Pictures of Moosen - my adventures at the Tower Rock Lodge in Soldotna

Monday, June 06, 2005

Fish Picasso would be proud of

I had a blast on Monday, riding high on strong coffee, the promise of 100+ lb halibut, and the warmth that comes from knowing I’m not the hungover one. Louis, John, and the TRL (“Tower Rock Lodge”, not “Total Request Live”) owners, Mike and Mark, laid the groundwork for our entire trip by getting silly drunk and staying up all night. I’m told they killed off a case of wine, and most of a bottle of really good whiskey. Part of me was actually pretty upset that I went to bed so early and missed the real party, but when the two of them crawled onto the halibut charter, white as ghosts later that day, I decided I’d made the right decision. Man, they were miserable.

And yet… the bastards still caught more than I did. The one halibut Lou caught was larger than the two I pulled in combined. I forget exactly how much John caught, but I know I only beat his total if you subtract out the vomit he donated back to the chilly waters of the Resurrection Bay. Dad beat us all by hooking a 100 pounder.

On the drive to and from Seward, we saw 9 moose, and umpteen bald eagles. While on the water, we saw sea lions and at least a half million gulls. Those things can poop like nobody’s business.

All of these pictures were taken by John’s camera, though not all by him. He’d passed out in the cabin for a bit, so I commandeered it and snapped a few since I’d forgotten my camera. Yeah, we were all on top of things this whole trip.

This is a shot of Seward that was actually taken after we got back in and everyone was a little more alert. It’s a good intro to the day though, so I’m starting off here. Just to the left of the photographer is where they weighed and cleaned the wheelbarrow of fish we hooked that day. Quaint, no? Good coffee, too.

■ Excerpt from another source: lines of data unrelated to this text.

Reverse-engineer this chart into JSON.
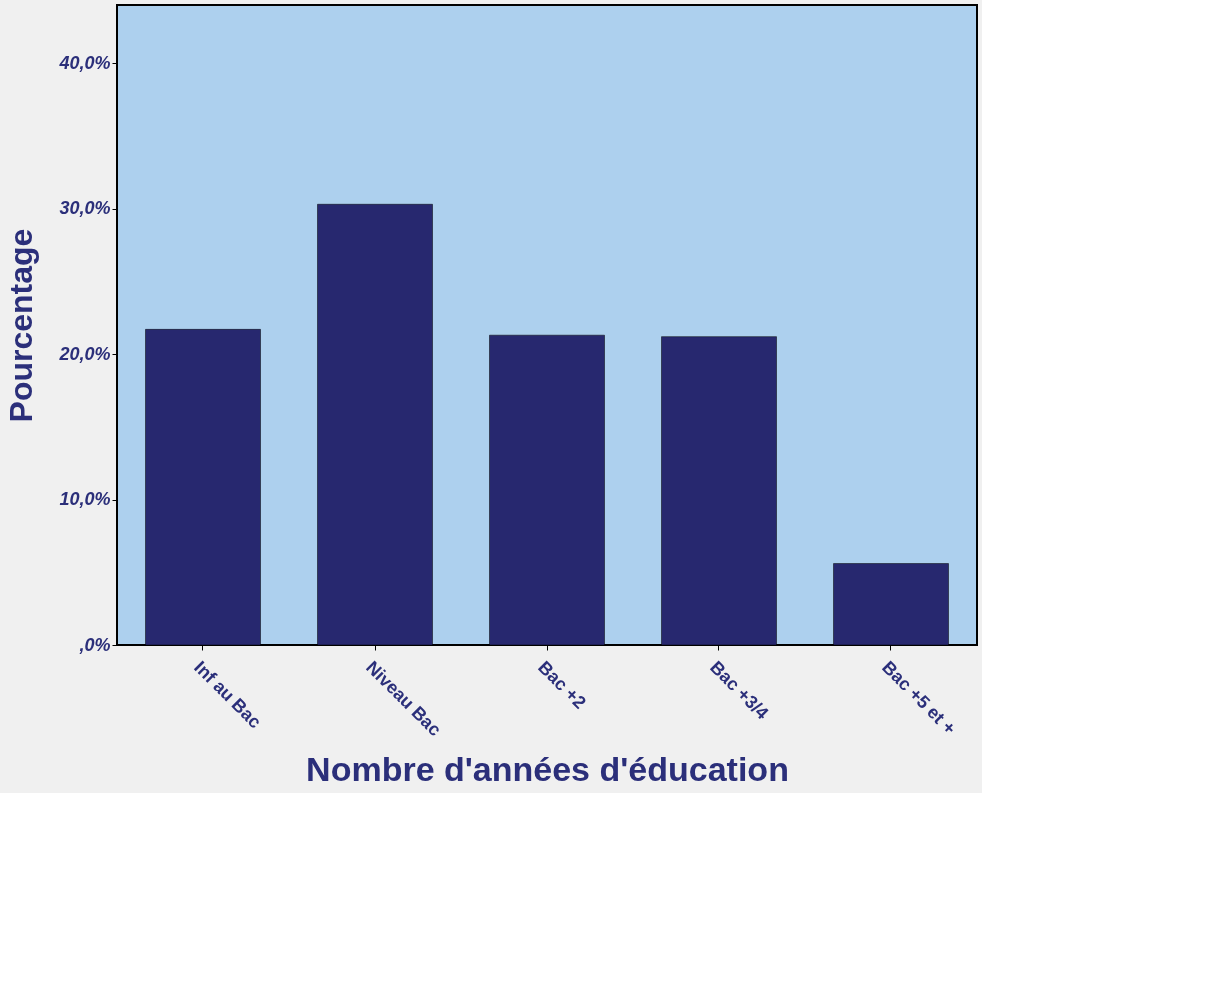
{
  "chart_data": {
    "type": "bar",
    "xlabel": "Nombre d'années d'éducation",
    "ylabel": "Pourcentage",
    "categories": [
      "Inf au Bac",
      "Niveau Bac",
      "Bac +2",
      "Bac +3/4",
      "Bac +5 et +"
    ],
    "values": [
      21.7,
      30.3,
      21.3,
      21.2,
      5.6
    ],
    "color": "#27286f",
    "ylim": [
      0,
      44
    ],
    "yticks": [
      {
        "value": 0,
        "label": ",0%"
      },
      {
        "value": 10,
        "label": "10,0%"
      },
      {
        "value": 20,
        "label": "20,0%"
      },
      {
        "value": 30,
        "label": "30,0%"
      },
      {
        "value": 40,
        "label": "40,0%"
      }
    ],
    "grid": false
  }
}
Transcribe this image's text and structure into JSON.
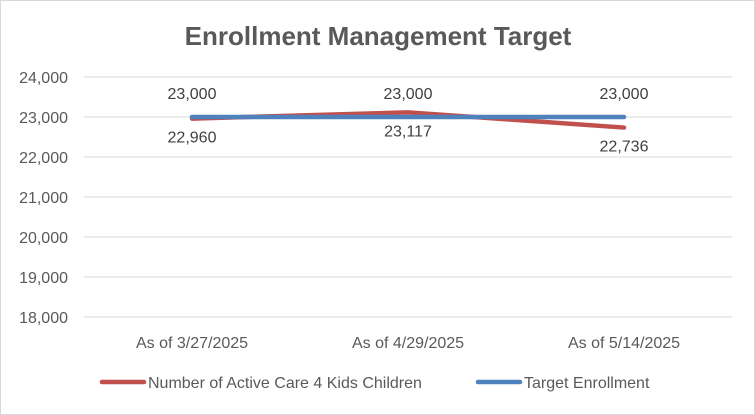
{
  "chart_data": {
    "type": "line",
    "title": "Enrollment Management Target",
    "categories": [
      "As of 3/27/2025",
      "As of 4/29/2025",
      "As of 5/14/2025"
    ],
    "ylim": [
      18000,
      24000
    ],
    "yticks": [
      18000,
      19000,
      20000,
      21000,
      22000,
      23000,
      24000
    ],
    "grid": true,
    "legend_position": "bottom",
    "series": [
      {
        "name": "Number of Active Care 4 Kids Children",
        "values": [
          22960,
          23117,
          22736
        ],
        "color": "#c0504d",
        "labels": [
          "22,960",
          "23,117",
          "22,736"
        ]
      },
      {
        "name": "Target Enrollment",
        "values": [
          23000,
          23000,
          23000
        ],
        "color": "#4f81bd",
        "labels": [
          "23,000",
          "23,000",
          "23,000"
        ]
      }
    ]
  }
}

This wasn’t posed, by the way. If it were, I’d have looked less pensive and I’d have sucked in my gut.


Dad caught this bugger and he was so big the cap’n actually had to shoot it with that mini-shotgun. The fish my dad catches are bigger than the fish your dad catches. Neener neener.


Right after dad hooked Gargantua the Halibut above, I swooped in and fought twice as long with this 20 pound beast. Hey, the water was cold – shrinkage is natural.


I love this pic.


And I love the next two pics. That’s a borrowed flannel John is wearing. He’d forgotten his jacket.


Again, Lou was a hurtin’ boy, wishing for merciful death… and he still caught a bigger fish than me.


Back in Seward, on mostly dry land, we got to be minor celebrities for a few minutes while they hung up and weighed our haul. A crowd actually gathered, snapped a few photos, and some even asked if they could pose for their own mementos. The 5th and 6th bad boys in the middle (not including us, that is) were caught by a couple of other tourists on our boat named Rena and Dick, but the rest are ours.



It was a long day, and we didn’t get back to camp until later on that evening. I drove back while the boys slept and dad and I talked about how we’d get the 105 pounds of subsequent halibut filet back to Buffalo. (There’s a meat processor up the road from our lodge – we had them freeze some, smoke some, vacuum pack the rest, and then ship it all back so we didn’t have to worry about checking it.)